Nous étions si fragiles…
La Terre ne tourne plus rond, les glaciers fondent, la mer déborde, il fait trop chaud, je perds mon sang-froid STOP! Alerte rouge, ce n’est pas la guerre froide, c’est la guerre chaude STOP! une guerre comme toutes les guerres sur le sol de la Terre, mais elle se livre contre la Terre elle-même STOP! STOP! c’est une histoire de fous, à qui sera le plus fou, le plus irresponsable, le plus coupable, le plus cynique, le plus cupide, le plus égoïste, le plus inhumain, le plus froid, le plus glacial, le plus dur, le plus sourd, le plus aveugle, le plus emmuré, le plus demeuré, le plus délirant, le plus aliéné, le plus déresponsabilisé, le plus… STOP! les vigies s’époumonent, comment le dire?… STOP! la Terre est en train de mourir… écoutez le tocsin, la Terre est en feu!… STOP! STOP! STOP!… pause obligée, posture imposée, minute de silence, une pensée – montre en main – pour les naufragés… STOP! pas une seconde de plus! repartez au boulot, à vos occupations, à vos vacances, à vos loisirs, à vos soucis, à vos fins de mois, à votre quotidien difficile, à votre esprit chagrin, à vos séries télévisées, à vos jeux vidéo, à vos malheurs personnels, chacun pour soi STOP! STOP! ne pensez pas, ne pensez plus STOP! STOP! on pense pour vous, on régente votre vie STOP! STOP! on est l’oligarchie des puissants STOP! STOP! la ploutocratie à l’œuvre dans le monde STOP! STOP! le un pour cent (1%) tout puissant STOP! STOP! qui dirige la piétaille des 99% STOP! STOP! de la population mondiale STOP! STOP! la tâche est immense STOP! STOP! il y a tant de vies à (briser)protéger STOP! STOP! STOP! STOP! La guerre n’est pas la paix! STOP à la Novlangue, il faut la débrancher! STOP! STOP! STOP! STOP! Extinction – Rébellion! Heureux les marins qui, autrefois, entendaient la vigie crier Terre en vue! et voyaient se dessiner au loin la ligne d’un rivage qui les ramenait à la vie… Heureux les anciens habitants de la planète bleue, devenue si hostile aux vivants!… Heureux les touristes fortunés de l’espace, ils la voient se recouvrir de cendres…
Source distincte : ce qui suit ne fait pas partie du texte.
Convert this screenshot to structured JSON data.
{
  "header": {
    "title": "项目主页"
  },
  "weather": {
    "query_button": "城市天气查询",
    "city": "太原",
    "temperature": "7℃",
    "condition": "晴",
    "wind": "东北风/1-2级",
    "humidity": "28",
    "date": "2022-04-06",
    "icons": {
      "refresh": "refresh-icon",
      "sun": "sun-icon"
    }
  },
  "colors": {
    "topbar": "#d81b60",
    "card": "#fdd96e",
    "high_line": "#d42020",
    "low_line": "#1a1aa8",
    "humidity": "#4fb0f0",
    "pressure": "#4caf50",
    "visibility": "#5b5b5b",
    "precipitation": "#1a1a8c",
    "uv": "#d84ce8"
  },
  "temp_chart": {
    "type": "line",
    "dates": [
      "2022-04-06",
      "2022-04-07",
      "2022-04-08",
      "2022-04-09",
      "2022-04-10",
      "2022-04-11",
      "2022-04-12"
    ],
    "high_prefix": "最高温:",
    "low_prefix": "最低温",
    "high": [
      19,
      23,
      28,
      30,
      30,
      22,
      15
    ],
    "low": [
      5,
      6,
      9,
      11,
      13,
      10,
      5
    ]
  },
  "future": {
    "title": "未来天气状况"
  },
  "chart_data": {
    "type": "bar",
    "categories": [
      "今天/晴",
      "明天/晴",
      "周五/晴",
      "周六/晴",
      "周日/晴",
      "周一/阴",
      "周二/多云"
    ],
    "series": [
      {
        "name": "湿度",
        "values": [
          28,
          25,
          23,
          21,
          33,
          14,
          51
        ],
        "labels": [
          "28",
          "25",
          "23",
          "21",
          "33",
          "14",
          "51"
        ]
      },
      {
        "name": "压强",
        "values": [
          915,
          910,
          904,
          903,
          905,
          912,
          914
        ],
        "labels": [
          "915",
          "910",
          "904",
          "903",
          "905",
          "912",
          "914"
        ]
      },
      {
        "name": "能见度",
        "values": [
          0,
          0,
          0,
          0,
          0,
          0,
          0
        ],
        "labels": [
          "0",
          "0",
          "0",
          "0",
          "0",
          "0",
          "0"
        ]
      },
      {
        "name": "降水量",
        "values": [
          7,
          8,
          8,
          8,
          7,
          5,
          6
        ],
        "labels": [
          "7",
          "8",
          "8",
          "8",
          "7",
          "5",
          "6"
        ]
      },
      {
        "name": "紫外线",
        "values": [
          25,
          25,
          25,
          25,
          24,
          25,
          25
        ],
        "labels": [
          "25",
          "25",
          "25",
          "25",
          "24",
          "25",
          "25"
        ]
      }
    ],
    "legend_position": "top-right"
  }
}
Ce matin-là, je me prélassais au soleil sur le pont d’un voilier qui cabotait entre les îles grecques, après quelques plongeons dans l’eau fraîche et limpide d’une Méditerranée idyllique. La Grèce ne s’était jamais remise des plans d’austérité qui lui avaient été imposés par la Troïka, mais la gentillesse des habitants et la petite activité touristique qui les maintenait en vie, surtout en cette période de l’année et à l’endroit exceptionnel où je passais mes vacances, donnait l’illusion que tout allait bien dans le meilleur des mondes. Il était encore possible, hic et nunc, d’oublier l’enfer vécu par les autres et de se croire au paradis terrestre! Le nouvel optimisme des milieux d’affaires s’était propagé aux populations fortunées qui renouaient avec les délices de leur vie insouciante d’avant le drame de Boston et fuyaient tout ce qui pouvait altérer le cours heureux de leur existence, rêvaient à de nouveaux horizons sans éviter l’égoïsme le plus absolu, vivaient dans une douce euphorie à côté de la misère extrême sans vouloir y jeter un oeil, écartaient avec désinvolture la menace des monstres qu’elles savaient pourtant embusqués et prêts à bondir au moment le plus inattendu. La nouvelle éclata comme un coup de tonnerre lointain, entre deux romances estivales, quand la radio de bord délivra des messages destinés aux navigateurs. J’entendis sans les comprendre l’interdiction faite à tout bateau professionnel ou de plaisance d’accoster sur les rivages bretons et normands, ainsi que l’ordre donné à tous les navires de se dérouter pour éviter ou évacuer le secteur de la Manche. Je n’avais aucune conscience claire des implications de ces quelques phrases étonnantes entendues dans la torpeur de l’été. A mille lieues de mon cadre de vie habituel, j’étais sans doute peu disposée à m’emparer d’une nouvelle aussi énorme car les mots ne parvenaient pas à franchir la barrière de mon esprit, ne s’imprimaient pas sur le journal de bord que je tenais dans ma tête…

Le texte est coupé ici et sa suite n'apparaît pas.